I agree with that (with the proviso that evidence is not proof). I agree with it to exactly the same extent that I agree with this:
The fine tuning is evidence, genuine evidence of the following fact: Either invisible pink bunny rabbits, created at the time of the Big Bang, fine tuned the physical constants in order to make the Universe hospitable to lettuce, and/or there are many and varied universes.
Or, more succinctly:
The fine tuning is evidence, genuine evidence of the following fact: There are many and varied universes.
Polkinghorne wants to reject this second horn of Leslie’s dilemma, but he manages to do so, I think, only by taking too crabbed a view of what those many and varied Universes might be. First, we have the parallel worlds promised to us by the many-worlds interpretation of quantum theory; Polkinghorne is absolutely right to say these can’t be the worlds we’re looking for, because they all obey the same basic laws of nature. Higher on what Polkinghorne calls the “scale of bold speculation” we have suggestions from quantum cosmology that Universes are bubbling up all the time as quantum fluctuations in some universal substrate. But again, Polkinghorne is right to say that this only pushes the mystery back a bit—why do those fluctuations obey laws that have even a chance of producing a habitable Universe? Where do the laws come from?

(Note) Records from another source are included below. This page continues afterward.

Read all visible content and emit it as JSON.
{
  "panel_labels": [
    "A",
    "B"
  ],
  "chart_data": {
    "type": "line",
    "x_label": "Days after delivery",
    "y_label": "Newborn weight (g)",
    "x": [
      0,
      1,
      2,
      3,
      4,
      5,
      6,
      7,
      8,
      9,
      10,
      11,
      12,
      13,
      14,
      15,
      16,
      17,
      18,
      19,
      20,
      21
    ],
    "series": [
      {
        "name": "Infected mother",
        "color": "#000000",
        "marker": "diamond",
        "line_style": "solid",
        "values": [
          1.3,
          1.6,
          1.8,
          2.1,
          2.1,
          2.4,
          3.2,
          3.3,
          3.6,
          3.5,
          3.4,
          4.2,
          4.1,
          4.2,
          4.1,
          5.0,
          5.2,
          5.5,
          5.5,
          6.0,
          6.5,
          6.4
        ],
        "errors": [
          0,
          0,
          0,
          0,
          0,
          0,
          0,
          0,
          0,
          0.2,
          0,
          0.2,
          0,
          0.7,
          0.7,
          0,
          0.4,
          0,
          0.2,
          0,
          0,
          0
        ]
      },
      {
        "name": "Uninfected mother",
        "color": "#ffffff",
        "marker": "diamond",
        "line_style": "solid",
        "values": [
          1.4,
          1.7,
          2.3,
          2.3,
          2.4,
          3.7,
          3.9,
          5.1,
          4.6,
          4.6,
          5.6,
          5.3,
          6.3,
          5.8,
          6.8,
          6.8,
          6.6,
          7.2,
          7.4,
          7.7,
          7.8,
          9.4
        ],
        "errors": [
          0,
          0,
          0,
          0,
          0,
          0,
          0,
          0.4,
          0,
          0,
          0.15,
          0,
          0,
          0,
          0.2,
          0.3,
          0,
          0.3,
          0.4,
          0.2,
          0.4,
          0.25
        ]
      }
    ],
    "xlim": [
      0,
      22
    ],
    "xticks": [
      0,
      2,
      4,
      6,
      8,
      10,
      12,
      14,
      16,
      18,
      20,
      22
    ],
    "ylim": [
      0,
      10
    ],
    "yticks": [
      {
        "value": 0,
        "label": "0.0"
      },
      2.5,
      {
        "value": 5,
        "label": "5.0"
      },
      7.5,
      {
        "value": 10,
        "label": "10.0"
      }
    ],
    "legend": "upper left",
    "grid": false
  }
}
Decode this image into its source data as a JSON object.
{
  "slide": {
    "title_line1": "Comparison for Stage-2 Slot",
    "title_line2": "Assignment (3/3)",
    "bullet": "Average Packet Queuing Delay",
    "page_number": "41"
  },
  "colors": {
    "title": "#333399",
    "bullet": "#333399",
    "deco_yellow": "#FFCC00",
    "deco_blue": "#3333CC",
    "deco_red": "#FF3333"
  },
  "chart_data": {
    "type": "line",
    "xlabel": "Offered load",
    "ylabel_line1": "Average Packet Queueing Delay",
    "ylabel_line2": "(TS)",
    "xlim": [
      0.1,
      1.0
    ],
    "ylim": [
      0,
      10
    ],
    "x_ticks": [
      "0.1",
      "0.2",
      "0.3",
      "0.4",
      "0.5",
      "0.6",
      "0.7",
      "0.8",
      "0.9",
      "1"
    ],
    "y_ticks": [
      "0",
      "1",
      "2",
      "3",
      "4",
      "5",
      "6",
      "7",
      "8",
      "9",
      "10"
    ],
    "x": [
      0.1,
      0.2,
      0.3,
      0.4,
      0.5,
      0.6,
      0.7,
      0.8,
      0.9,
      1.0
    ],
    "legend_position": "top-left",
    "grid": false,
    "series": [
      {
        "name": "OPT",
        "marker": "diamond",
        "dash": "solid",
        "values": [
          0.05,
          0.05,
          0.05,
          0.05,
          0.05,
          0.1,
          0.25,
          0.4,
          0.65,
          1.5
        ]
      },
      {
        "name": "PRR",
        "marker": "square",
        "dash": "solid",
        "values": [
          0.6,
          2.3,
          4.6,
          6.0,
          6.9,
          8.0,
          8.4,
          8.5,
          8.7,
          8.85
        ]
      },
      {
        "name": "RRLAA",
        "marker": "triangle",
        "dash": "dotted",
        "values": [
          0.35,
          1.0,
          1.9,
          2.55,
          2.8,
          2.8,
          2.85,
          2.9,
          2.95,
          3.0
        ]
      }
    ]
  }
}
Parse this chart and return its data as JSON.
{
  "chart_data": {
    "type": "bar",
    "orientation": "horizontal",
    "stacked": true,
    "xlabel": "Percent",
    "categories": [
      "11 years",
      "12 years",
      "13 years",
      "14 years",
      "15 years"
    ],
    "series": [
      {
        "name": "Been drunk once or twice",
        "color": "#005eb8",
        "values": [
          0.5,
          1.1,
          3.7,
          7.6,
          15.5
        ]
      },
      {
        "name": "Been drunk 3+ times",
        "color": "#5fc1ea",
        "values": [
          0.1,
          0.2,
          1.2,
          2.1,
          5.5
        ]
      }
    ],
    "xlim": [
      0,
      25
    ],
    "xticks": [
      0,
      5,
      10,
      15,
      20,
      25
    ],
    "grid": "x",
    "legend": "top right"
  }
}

This is the point where Polkinghorne gives up and falls back on God. But it seems to me that he has given up just one level of abstraction too soon. A Universe is fundamentally a mathematical object—it’s an abstract pattern that might or might not contain subpatterns that might or might not be sufficiently complex in just the right away to achieve an awareness of their surroundings, and might or might perceive those surroundings as physical objects. And of course there are many Universes, because there are many mathematical patterns, including, as just one of a dazzling infinity of examples, the Universe in which we live.
That, in any event, is the best explanation I can come up with, and it’s an explanation that feels completely right to me (which admittedly proves nothing). In The Big Questions, I’ve elaborated on what I mean by all this, how it can be true, and why it is entirely consistent with mainstream physics and the stated views of many mainstream physicists.
Now, Professor Polkinghorne might or might not buy this vision, but my point is that he never even contemplates it. He makes the leap to theism by considering and rejecting all of the weakest alternatives, but ignoring the only one that makes sense. This oversight is all the more remarkable because Polkinghorne devotes his closing pages to a rousing defense of the independent reality of mathematical objects, in clear and convincing language that had me wishing I’d written these pages myself.
The rest of the book is far worse. I might come back to that in a later post.